To dobry moment, aby przypomnieć, że lewica zawsze, od czasów rewolucji francuskiej – poprzez sowiecką, meksykańską, hiszpańską wojnę domowa, chińską rewolucję kulturalną, reżim Pol Pota – miała tendencję do mądrzenia się, samozwańczego „przemawiania w imieniu mniejszości”, i - warto zapamiętać, bo wciąż aktualne - do przemocy. Toteż zawsze, tuż za krytyką, pojawiały się sankcje instytucjonalne, próby „sczyszczania przeciwnika”. I tak jest do dziś. A to brytyjski myśliciel Roger Scruton, który za wywiad w „New Statesmanie” na skutek presji partii i mediów lewicy został zwolniony z pozycji doradcy rządu ds. budownictwa i architektury, szczęśliwie potem przywrócony. A to prof. Andrzej Zybertowicz, któremu Centralna Komisja ds. Stopni i Tytułów Naukowych odmówiła przyznania profesury, to znów zawieszenie prof. Nalaskowskiego. Albo prof. Ryszard Legutko, któremu przyprawiono gębę nacjonalisty i homofoba i zablokowano wykład na jednej z amerykańskich uczelni, a z kolei ks. prof. Bortkiewiczowi uniemożliwiono spotkanie z ludźmi w Poznaniu. Jeśli do tego dodać list rektora UAM w Poznaniu z krytyką homilii abp. Jędraszewskiego, problemy ze znalezieniem sali przez Prawo i Sprawiedliwość na kolejne konwencje oraz kłopoty dziennikarzy jak Rafał Ziemkiewicz, któremu odwołano spotkania z czytelnikami w Londynie, widać jasno, że sankcje lewicy idą szerokim frontem.
I na koniec pytanie: czy tak ma już pozostać? Odpowiedź brzmi – nie. W tej konkurencji nie ma nic takiego jak determinizm, czyli że tak już musi być na zawsze.
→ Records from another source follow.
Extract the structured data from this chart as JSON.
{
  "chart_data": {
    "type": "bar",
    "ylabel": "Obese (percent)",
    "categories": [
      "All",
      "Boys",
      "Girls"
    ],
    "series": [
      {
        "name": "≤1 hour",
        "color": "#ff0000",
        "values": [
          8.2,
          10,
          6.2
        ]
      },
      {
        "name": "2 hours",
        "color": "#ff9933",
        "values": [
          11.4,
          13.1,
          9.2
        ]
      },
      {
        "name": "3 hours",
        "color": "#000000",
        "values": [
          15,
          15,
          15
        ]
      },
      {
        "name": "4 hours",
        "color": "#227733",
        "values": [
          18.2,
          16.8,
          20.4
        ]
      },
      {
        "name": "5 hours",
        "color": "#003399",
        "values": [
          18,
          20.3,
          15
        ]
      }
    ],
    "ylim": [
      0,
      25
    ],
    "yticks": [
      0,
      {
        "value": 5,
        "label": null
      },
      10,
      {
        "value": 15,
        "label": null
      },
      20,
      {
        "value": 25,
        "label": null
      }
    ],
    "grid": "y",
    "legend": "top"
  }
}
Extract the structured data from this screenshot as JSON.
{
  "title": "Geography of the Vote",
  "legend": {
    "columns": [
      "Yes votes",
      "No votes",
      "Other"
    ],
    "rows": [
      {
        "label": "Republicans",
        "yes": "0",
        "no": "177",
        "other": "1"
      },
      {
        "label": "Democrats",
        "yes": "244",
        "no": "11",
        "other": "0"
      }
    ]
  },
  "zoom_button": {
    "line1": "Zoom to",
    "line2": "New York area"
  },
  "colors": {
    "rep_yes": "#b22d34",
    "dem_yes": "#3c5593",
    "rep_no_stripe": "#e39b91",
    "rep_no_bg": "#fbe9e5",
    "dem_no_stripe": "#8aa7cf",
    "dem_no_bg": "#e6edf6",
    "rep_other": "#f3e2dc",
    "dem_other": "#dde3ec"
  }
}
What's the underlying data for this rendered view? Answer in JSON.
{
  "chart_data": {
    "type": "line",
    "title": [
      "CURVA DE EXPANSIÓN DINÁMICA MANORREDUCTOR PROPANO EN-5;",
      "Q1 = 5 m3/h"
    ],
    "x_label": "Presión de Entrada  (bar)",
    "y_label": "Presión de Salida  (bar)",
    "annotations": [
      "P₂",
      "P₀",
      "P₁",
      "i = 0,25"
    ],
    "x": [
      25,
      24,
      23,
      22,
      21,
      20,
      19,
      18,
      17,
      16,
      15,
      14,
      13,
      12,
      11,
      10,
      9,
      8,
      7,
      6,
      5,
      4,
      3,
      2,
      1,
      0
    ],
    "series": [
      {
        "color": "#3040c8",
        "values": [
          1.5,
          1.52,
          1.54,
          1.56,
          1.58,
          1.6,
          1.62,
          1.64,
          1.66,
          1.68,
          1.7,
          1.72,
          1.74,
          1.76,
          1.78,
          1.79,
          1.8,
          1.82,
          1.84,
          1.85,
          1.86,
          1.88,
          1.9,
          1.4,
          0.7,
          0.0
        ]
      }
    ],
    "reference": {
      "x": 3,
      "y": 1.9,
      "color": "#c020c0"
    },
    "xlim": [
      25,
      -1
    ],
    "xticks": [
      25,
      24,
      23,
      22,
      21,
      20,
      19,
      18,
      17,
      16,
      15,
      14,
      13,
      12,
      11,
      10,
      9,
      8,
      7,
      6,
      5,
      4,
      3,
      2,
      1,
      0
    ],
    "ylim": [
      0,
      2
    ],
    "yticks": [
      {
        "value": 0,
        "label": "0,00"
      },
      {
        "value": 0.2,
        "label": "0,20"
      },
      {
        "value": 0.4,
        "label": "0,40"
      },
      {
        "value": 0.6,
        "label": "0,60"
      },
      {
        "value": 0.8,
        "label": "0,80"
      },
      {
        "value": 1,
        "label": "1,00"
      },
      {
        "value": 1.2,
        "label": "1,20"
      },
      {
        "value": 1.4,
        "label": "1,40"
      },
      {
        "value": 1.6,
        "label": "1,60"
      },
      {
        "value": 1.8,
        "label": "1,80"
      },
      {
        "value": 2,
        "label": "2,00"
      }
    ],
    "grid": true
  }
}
Wystarczy spojrzeć na historię komunizmu, który w jakimś momencie ogarnął cztery kontynenty, Europę, Azję, Afrykę i Amerykę Południową, i narobił szkód, które trudno odwrócić. Rozwój społeczeństw przebiega nie po linii spiralnej, raczej jako sinusoida. I na Zachodzie i u nas narasta bunt, już słychać liczne głosy sprzeciwu. Jak choćby skuteczna interwencja w sprawie profesorów Scrutona i Nalaskowskiego. Chodzi o obronę tej przestrzeni wolności – zresztą nie tylko na uniwersytetach - gdzie możemy rozmawiać, ścierać się poglądami, prezentować lepsze rozwiązania, korzystać z demokracji. Zasłużyliśmy na to, wywalczyliśmy krwawym trudem i z pewnością tego nie oddamy.